Hippocrates’ code is “the dose makes the poison”. I spoke with a toxicologist once who actually believed the opposite is true for some compounds. This PhD believed the ridiculous theory that there are no safe levels of certain toxic compounds or elements, including mercury. He was the guy who said to avoid kissing your baby or breathing to close to your loved ones. Why? Because, he said, the mercury gas vapors that come off your teeth fillings. I tried to wise him up, but he wouldn’t wise. (Reminds me of the “one fiber theory” with asbestos-that helped class-action trial attorneys reap $50 billion, a small portion going to the real victims)
As would be expected the Corn Products Manufacturers Association agrees with this assessment, saying these minute levels of mercury are everywhere in everything. What they did not say was that their HFCS itself was far more dangerous than the mercury that is in it.
HCFS is manufactured with heavily government subsidized, genetically modified corn. In the 80s, the corn industry tycoons had gotten the federal government to impose a tax on imported sugar. These steps were needed to make HFCS appear much cheaper to the consumer and than sugar.
We could have made the headline of this story “HFCS is More Toxic Than Mercury That Is In It”. Although true, too many people would think it was a hoax.

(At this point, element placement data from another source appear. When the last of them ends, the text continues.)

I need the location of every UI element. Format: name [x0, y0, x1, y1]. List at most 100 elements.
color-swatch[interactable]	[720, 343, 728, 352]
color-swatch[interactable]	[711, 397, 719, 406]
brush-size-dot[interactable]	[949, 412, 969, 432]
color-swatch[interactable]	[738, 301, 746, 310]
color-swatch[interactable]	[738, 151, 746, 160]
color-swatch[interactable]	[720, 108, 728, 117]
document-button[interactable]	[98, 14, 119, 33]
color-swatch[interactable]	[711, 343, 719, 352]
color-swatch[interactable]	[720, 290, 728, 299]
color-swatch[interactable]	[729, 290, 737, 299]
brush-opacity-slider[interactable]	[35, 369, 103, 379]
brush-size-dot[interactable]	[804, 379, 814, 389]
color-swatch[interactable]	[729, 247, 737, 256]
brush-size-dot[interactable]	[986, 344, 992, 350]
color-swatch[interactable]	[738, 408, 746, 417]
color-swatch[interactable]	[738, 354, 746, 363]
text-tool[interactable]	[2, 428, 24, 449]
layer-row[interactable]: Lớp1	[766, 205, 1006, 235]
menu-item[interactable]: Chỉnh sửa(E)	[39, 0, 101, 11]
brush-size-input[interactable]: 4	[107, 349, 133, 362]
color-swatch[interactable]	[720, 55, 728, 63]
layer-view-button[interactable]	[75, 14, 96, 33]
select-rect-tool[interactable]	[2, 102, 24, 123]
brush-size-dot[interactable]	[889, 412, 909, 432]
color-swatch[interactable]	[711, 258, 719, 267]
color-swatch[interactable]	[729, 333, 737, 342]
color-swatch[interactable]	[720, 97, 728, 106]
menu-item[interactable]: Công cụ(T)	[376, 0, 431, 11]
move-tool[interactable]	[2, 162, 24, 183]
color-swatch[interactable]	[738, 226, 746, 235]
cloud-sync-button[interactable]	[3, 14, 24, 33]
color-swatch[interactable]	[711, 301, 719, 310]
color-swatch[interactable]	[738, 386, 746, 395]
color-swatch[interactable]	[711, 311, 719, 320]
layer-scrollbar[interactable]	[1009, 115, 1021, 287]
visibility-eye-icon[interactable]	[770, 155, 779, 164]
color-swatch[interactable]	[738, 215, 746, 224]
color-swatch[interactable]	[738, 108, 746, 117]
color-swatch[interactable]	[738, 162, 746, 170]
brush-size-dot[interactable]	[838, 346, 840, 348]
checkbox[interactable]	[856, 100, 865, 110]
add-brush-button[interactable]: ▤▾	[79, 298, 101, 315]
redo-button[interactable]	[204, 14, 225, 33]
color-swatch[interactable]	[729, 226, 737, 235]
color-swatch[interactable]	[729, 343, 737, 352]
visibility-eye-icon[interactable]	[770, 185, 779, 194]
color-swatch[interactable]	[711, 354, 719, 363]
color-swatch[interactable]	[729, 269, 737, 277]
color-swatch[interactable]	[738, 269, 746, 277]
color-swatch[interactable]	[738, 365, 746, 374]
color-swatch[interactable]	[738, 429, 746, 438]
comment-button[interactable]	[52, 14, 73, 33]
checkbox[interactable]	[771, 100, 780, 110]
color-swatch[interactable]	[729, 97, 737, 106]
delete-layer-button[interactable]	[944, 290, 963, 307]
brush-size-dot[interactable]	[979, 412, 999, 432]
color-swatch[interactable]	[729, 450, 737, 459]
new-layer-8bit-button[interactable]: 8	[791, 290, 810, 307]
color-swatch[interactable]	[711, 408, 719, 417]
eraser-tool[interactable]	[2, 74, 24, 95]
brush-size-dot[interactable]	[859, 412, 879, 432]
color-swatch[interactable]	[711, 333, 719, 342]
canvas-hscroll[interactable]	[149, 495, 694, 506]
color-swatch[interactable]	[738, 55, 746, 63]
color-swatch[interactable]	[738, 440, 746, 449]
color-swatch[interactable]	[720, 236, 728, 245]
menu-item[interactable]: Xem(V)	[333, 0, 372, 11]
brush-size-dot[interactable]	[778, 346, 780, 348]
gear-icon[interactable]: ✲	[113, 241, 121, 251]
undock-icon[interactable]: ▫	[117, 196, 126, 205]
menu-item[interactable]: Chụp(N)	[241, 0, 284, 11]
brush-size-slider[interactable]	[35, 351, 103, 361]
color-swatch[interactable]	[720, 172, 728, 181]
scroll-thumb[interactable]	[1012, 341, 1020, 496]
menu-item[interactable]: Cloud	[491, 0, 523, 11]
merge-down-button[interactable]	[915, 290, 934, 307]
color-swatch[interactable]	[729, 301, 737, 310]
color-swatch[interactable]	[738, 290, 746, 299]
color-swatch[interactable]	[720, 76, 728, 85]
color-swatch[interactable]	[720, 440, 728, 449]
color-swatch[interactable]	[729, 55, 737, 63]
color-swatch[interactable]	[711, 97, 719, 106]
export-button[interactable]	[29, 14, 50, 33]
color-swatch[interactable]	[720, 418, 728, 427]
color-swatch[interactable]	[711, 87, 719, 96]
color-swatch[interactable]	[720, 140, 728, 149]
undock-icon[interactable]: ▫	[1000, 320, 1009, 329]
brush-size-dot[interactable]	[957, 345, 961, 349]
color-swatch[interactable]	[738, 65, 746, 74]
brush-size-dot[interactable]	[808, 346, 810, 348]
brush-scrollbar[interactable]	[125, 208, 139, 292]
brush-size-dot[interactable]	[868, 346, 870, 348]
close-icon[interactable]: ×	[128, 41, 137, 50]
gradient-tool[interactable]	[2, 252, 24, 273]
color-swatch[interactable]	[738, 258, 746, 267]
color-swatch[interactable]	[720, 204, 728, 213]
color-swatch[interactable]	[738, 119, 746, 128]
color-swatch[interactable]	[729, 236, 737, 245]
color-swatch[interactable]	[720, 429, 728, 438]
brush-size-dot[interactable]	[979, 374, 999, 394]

Many have switched to diet pop: the aspartame (is that one called Equal or “Sweet and Low”?) that studies show helps you get fat. Problem is that is causes neurological problems in some and decomposes into formaldehyde like substances if it sits in the hot sun, but does so anyway in the gut. Now, Splenda and Sucrolose, well, that is another story. Honestly, I don’t know which is worse: HFCS-laden pop or the “diet” drinks. But it’s nice the pop makers give us choices when it comes to America’s other drinking problem.
Unfortunately, a Google news search showed only 20 articles on the mercury study. This is quite unexpected. Normally, a panic would break out. It is unfortunate because a panic would cause avoidance on most modern foods, including soft drinks, that contain HFCS. That could have been big plus for public health, albeit for the wrong reason.